Langfristig kommt kein Verein, keine Nationalmannschaft ohne die Förderung des eigenen Nachwuchses aus. Besonders wenn es um die Verantwortungsträger von morgen geht. Die aktuellen Führungskräfte des Berliner Werkes wählen daher regelmäßig eine Hand voll Mitarbeiter aus, die an einem speziellen Programm zur Förderung von zukünftigen Verantwortungsträgern teilnehmen können. Es handelt sich dabei um junge Mitarbeiter zwischen 20 und 40, in denen das Potential erkannt wird, mittel- oder langfristig Führungsaufgaben zu übernehmen. Diese Schulungen sind dabei weniger auf reines Methodentraining ausgerichtet, als vielmehr auf die persönliche, individuelle Entwicklung und einer im menschlichen Charakter begründeten Führungskompetenz.

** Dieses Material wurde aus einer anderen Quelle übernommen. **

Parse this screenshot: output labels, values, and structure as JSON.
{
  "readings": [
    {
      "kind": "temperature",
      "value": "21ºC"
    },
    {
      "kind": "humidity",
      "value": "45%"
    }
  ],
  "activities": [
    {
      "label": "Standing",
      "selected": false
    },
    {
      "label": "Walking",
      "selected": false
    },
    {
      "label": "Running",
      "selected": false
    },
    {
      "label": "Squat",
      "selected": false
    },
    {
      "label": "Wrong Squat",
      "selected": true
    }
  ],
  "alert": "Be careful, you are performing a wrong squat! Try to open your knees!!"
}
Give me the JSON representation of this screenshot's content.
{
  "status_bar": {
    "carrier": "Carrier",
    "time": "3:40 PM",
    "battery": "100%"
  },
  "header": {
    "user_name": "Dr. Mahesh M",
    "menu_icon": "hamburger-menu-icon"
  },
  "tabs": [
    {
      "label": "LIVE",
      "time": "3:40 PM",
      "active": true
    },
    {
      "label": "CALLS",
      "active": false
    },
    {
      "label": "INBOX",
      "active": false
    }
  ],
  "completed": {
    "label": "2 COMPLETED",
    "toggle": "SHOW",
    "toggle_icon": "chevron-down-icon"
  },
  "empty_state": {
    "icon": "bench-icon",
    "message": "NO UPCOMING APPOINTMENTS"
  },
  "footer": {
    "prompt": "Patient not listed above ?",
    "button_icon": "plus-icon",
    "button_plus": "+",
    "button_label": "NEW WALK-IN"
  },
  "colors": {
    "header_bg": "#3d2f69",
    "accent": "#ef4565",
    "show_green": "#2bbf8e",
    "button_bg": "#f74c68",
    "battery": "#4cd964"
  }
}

In Einzel-Coachings können die jungen Mitarbeiter darüber nachdenken, wie und wo sie sich selbst sehen und ein Gefühl dafür bekommen, wo sie am besten ansetzen, um ihre Entwicklung weiter zu treiben. In Selbstreflexion sollen eigene Potentiale erkannt werden, bei Präsentationsmodulen zeigt sich, wie mit Stress umgegangen wird. Am Ende des Prozesses soll eine Einschätzung abgegeben werden können, ob der betreffende Mitarbeiter sich als Führungskraft in der Zukunft eignen könnte.

In Weiterbildung weiterbilden
Die Mannschaft hat inzwischen viele Stadien durchlaufen. Wir erinnern uns: Anfangs werden die gleichen Grundlagen geschaffen. Jeder Spieler braucht eine ausdauernde Kondition und Ballgefühl; die Mannschaftsphilosophie und der Spielstil wird geklärt. Dann geht es an die technischen Einzeltrainings, die auf die speziellen Aufgaben abgestimmt sind. Wieder im Team werden gemeinsame Spielzüge erlernt und geübt. Die Kommunikation untereinander wird abgestimmt, der Teamgeist beschworen. Der einzelne Spieler reflektiert sein Spielverhalten und kann spezielle Trainingseinheiten fordern. Der Mannschaftskapitän trainiert, Verantwortung zu übernehmen; allgemeine Spielgrundsätze werden geklärt und früh genug wird an Nachwuchsförderung gedacht. Inzwischen sollte deutlich geworden sein, dass der differenzierte Vergleich mit dem Fußballtraining ein Bewusstsein für die vielfältigen Anforderungen an Weiterbildungs- und Qualifizierungsmaßnahmen schaffen kann. Lernprozesse setzen in einem Spannungsfeld an u. müssen zu allen Seiten ausgerichtet sein. Knorr-Bremse Berlin versucht, diesen Ansprüchen durch ein vielfältiges Angebot gerecht zu werden. Doch auch hier gilt: Das System der Weiterbildung und Qualifizierung ist einer ständigen Veränderung unterworfen. Auch die Lehrenden müssen fortwährend dazulernen. Weiterbildungsprogramme selbst sind stets anzupassen und zu verbessern, nur so kann dauerhaft in der Spitzenklasse gespielt werden. Und letztendlich gibt es doch noch einen beruhigenden Unterschied zum Spiel mit dem runden Leder: Es entscheidet sich nicht nur in neunzig Minuten, wer der Beste ist - und öfter als nur alle vier Jahre.